Die Schweiz wirkt wieder mal wie eine Insel der Glücksseeligen. Die Regierungen in unseren Nachbarländern Deutschland und Österreich beeilen sich mit neuen Massnahmen zur Eindämmung der Pandemie, warnen vor einem katastrophalen Winter. Und der Bundesrat? Nach seiner wöchentlichen Sitzung am Mittwoch trudelten viele Medienmitteilungen ein. Nur keine zu Corona.

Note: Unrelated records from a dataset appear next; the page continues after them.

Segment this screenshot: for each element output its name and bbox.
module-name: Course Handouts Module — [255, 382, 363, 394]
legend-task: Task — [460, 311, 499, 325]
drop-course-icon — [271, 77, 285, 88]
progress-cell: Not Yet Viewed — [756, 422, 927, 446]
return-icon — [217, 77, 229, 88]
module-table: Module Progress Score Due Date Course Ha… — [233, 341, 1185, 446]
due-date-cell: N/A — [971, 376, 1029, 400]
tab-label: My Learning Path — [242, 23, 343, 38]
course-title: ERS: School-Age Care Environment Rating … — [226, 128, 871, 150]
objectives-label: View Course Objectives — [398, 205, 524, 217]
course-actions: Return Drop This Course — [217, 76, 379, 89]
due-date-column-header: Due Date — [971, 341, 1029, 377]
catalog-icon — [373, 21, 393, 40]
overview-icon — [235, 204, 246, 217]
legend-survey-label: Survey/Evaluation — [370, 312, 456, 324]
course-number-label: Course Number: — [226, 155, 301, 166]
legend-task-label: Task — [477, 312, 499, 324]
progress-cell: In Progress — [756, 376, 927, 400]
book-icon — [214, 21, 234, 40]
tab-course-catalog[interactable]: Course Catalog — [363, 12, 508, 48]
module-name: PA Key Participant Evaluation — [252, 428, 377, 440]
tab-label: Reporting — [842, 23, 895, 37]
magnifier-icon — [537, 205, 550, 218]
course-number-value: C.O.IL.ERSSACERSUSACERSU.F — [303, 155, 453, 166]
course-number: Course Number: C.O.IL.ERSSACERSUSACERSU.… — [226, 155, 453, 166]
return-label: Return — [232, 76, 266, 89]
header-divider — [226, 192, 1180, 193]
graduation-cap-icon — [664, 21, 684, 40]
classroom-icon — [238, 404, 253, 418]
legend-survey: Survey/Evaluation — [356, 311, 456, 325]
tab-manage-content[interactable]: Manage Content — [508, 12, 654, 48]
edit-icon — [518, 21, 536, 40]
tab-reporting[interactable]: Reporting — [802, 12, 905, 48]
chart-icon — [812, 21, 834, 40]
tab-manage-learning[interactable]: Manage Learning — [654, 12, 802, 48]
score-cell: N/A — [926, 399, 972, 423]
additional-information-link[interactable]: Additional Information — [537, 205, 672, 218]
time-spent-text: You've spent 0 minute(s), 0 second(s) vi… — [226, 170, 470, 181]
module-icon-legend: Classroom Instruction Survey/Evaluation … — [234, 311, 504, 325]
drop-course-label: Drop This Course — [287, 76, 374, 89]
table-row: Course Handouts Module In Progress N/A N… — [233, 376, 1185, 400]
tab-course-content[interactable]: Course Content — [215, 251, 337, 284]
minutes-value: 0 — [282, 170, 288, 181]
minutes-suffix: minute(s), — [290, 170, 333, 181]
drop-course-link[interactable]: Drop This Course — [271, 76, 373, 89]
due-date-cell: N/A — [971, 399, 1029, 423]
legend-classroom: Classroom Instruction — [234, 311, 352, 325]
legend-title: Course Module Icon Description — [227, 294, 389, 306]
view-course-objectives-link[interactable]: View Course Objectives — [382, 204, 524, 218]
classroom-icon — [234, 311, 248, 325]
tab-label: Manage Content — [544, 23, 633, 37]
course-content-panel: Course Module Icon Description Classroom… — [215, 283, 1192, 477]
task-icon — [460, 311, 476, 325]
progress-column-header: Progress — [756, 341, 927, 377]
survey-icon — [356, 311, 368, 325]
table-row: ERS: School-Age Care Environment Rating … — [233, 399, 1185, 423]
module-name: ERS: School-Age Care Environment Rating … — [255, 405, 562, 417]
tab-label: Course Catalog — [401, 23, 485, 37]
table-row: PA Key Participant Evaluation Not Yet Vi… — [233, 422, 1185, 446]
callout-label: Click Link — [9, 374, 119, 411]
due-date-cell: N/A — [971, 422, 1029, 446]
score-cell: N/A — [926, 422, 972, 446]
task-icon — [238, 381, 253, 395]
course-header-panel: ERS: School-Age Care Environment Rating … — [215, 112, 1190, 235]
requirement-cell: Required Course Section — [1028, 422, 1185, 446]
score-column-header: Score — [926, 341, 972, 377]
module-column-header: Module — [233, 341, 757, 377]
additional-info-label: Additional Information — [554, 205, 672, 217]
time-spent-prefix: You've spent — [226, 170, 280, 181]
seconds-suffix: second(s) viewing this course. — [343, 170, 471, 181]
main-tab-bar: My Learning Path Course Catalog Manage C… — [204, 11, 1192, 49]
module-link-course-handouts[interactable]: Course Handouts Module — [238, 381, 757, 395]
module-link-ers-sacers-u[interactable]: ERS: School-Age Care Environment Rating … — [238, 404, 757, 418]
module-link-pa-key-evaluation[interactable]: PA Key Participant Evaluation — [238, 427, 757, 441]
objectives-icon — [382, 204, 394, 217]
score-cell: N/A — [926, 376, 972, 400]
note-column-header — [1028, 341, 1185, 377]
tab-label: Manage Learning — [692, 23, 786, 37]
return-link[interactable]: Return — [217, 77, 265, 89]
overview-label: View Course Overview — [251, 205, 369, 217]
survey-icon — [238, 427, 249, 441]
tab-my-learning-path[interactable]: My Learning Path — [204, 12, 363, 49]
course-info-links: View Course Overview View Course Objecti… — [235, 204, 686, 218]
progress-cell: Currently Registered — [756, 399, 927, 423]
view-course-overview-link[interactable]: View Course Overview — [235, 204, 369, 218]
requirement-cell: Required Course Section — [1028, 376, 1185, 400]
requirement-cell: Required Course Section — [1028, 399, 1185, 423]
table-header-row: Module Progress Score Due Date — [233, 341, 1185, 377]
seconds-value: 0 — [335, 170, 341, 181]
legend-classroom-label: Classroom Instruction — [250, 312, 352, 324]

Öffentlich gibt sich Gesundheitsminister Alain Berset gelassen. Am Donnerstag traf er sich mit der Konferenz der kantonalen Gesundheitsdirektoren (GDK) zu einer Sitzung. Im Anschluss trat er mit dem Basler Regierungsrat und GDK-Präsidenten Lukas Engelberger vor die Medien. Und Berset stellte klar: «Jedes Land hat seine eigene Realität.» Zwar würden die Fallzahlen auch in der Schweiz rasch ansteigen – am Donnerstag meldete das Bundesamt für Gesundheit über 6000 Infektionen – doch die Hospitalisationen würden deutlich langsamer zunehmen: «Wir brauchen keine neuen Massnahmen», so Berset.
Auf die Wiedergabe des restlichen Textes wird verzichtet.